When MDMA was presented to the FDA as psychotherapy assisted by MDMA, the agency did not know what to do with it. They are not in the business of regulating therapy. This created a cascade of consequences. The FDA denied approval in August 2024, citing concerns about how the therapy component was tracked. Other pharmaceutical companies observed this and adjusted their strategies, stripping out the therapy component to get a cleaner FDA review.
The tension is real. Medicalization makes these tools accessible but risks reducing them to pills. Keeping them outside the system preserves their depth but limits access to those who can afford to travel to Oregon, Colorado, or Mexico. Van Derveer's position is pragmatic: get things approved, save lives now, and figure out the therapy component within the room where the medicine is administered.
Over the next quarter, expect continued regulatory chaos. On a 12 to 18 month horizon, psilocybin likely gets federal approval by end of year, with MDMA potentially reapplying. The wildcard is ibogaine, which has remarkable anecdotal evidence for addiction treatment but carries cardiotoxicity risks that need more research.
What to Do Now
If you are considering psychedelic therapy, start with the preparation, not the medicine. Van Derveer recommends exploring EMDR, somatic experiencing, or IFS work first. These tools can resolve much of the material without the risks of psychedelics. Find a therapist trained in these modalities before seeking a guide.
When choosing a guide, prioritize word-of-mouth referrals over Google searches. Training matters enormously, and the field is full of well-intentioned people who can cause harm. This pays off in 12 to 18 months when you are working with someone who can actually track your regression and keep you safe.

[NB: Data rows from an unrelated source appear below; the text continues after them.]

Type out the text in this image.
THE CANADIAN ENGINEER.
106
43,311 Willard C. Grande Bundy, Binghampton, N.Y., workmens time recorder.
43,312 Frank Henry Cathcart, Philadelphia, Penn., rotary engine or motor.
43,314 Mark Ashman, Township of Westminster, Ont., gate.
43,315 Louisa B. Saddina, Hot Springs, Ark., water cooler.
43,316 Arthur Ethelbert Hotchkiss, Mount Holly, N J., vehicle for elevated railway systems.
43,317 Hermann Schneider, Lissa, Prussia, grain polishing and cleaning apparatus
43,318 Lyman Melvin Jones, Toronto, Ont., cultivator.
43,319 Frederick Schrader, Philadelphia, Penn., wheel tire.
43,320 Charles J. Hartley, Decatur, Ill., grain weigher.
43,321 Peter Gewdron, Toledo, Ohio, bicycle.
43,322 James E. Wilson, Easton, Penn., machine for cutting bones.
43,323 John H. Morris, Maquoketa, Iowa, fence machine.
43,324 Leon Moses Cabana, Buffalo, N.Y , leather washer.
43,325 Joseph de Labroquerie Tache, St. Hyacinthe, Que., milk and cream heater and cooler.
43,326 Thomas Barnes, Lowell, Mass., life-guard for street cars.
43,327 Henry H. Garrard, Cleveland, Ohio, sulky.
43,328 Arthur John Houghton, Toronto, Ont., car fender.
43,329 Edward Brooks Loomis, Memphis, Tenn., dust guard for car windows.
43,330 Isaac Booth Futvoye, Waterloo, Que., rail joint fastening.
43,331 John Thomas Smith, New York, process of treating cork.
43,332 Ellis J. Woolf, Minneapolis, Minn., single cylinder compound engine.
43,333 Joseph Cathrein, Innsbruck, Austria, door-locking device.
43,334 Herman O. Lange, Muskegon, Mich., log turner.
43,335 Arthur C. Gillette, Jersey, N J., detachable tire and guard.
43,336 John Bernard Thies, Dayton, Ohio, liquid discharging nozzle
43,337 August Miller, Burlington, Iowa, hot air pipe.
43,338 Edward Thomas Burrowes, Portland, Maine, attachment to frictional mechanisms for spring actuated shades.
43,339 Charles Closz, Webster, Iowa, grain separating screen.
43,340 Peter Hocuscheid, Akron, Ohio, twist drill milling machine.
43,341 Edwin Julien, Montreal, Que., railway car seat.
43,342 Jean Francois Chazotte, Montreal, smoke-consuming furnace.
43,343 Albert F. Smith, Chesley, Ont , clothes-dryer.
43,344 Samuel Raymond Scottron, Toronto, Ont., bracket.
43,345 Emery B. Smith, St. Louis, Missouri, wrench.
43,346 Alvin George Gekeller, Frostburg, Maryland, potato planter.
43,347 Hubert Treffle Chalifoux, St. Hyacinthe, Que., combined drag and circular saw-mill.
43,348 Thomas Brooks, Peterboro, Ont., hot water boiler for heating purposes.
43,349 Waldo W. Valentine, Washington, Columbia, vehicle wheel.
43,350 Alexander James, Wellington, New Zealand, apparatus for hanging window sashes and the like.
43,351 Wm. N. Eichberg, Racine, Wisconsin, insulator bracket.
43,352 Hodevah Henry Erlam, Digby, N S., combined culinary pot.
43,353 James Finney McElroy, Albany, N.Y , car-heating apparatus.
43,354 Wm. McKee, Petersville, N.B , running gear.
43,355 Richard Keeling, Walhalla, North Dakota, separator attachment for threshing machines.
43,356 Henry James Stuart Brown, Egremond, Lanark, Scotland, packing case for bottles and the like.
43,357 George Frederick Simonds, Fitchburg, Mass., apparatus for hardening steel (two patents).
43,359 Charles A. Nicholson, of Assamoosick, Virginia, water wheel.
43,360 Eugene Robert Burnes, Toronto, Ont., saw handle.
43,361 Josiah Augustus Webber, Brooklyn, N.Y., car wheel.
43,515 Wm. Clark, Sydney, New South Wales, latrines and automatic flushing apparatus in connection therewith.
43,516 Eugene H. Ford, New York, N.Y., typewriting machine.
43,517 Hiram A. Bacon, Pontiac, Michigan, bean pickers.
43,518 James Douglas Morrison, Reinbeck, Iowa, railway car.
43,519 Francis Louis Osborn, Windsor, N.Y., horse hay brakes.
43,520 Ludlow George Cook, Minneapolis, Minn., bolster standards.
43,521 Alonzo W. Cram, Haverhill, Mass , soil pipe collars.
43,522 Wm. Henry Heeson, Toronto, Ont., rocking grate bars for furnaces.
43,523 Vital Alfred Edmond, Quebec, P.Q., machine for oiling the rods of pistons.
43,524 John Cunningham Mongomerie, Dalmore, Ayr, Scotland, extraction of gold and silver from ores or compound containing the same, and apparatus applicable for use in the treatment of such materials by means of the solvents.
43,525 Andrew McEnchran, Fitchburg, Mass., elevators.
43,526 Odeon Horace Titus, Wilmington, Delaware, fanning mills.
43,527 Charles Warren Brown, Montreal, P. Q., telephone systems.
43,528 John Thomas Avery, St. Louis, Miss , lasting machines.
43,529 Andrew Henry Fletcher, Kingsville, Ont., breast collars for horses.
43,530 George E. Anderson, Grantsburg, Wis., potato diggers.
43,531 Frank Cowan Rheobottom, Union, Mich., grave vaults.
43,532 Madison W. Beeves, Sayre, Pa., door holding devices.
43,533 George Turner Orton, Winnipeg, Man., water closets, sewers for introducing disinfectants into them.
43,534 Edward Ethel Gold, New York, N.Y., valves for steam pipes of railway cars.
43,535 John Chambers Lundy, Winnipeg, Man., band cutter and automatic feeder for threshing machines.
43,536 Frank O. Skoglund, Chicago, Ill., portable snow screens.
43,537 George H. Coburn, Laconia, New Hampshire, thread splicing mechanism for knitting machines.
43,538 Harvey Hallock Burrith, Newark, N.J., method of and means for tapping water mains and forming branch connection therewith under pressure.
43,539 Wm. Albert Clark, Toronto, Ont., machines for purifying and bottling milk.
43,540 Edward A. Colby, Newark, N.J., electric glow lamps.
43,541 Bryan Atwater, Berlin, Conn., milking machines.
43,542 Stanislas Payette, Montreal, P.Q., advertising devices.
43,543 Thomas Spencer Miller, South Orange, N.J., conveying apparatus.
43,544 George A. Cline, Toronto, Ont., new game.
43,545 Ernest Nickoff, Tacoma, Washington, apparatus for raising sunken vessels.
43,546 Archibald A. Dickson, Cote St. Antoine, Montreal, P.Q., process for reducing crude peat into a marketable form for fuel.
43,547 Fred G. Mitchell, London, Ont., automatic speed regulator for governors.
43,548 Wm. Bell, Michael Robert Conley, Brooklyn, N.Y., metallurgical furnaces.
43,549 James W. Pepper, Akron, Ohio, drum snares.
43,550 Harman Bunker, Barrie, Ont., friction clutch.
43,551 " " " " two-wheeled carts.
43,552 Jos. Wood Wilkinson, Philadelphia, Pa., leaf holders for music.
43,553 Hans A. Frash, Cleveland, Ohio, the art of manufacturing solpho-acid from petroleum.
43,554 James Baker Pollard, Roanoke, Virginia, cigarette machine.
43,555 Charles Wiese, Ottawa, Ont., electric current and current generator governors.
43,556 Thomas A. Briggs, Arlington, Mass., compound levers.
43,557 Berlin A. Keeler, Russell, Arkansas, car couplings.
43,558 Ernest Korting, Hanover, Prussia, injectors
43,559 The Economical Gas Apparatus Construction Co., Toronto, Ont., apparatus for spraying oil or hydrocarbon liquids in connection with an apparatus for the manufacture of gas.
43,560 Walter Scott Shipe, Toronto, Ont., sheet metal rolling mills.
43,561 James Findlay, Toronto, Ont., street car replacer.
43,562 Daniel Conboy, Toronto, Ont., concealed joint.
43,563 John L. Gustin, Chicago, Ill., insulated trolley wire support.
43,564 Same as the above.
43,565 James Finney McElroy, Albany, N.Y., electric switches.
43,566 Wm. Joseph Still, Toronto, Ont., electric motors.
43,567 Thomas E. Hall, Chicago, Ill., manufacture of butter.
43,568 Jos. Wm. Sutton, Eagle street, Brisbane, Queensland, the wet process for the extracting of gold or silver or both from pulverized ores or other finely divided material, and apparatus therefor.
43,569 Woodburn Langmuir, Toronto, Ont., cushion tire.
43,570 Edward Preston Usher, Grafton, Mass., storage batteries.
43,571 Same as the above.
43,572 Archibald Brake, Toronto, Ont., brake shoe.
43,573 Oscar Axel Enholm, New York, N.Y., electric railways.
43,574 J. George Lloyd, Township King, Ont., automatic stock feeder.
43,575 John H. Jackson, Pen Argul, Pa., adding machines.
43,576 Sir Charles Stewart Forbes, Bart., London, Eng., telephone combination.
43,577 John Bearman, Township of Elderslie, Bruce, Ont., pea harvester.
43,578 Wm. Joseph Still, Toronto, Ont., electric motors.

Do not make sudden decisions after a psychedelic experience. The insights may be real, but the conviction can be premature. Van Derveer's rule is simple: do not believe everything you think. Schedule integration sessions with your guide or a therapist within 48 hours of any session.
For couples, consider ketamine-assisted therapy with one partner lying in the other's lap. This creates a window of fresh perception before habitual patterns reemerge. Over the next quarter, research providers who offer this modality specifically.
If you are a clinician, get trained in psychedelic therapy now. Van Derveer's institute has trained 10,000 professionals, and the demand will only increase as federal approvals come through. This pays off in 12 to 18 months when the regulatory landscape shifts.
For those with treatment-resistant depression, ketamine offers rapid relief but requires a plan for maintenance. The 70% response rate is real, but the benefits are fleeting without lifestyle changes. Combine ketamine treatment with diet, exercise, and therapy to build durable change.
Do not underestimate the power of conventional tools. Van Derveer is not anti-medication. He uses it as a short-term bridge to get patients stable enough to do the deeper work. Over the next quarter, audit your current treatment plan for what is actually moving the needle versus what is just maintaining the status quo.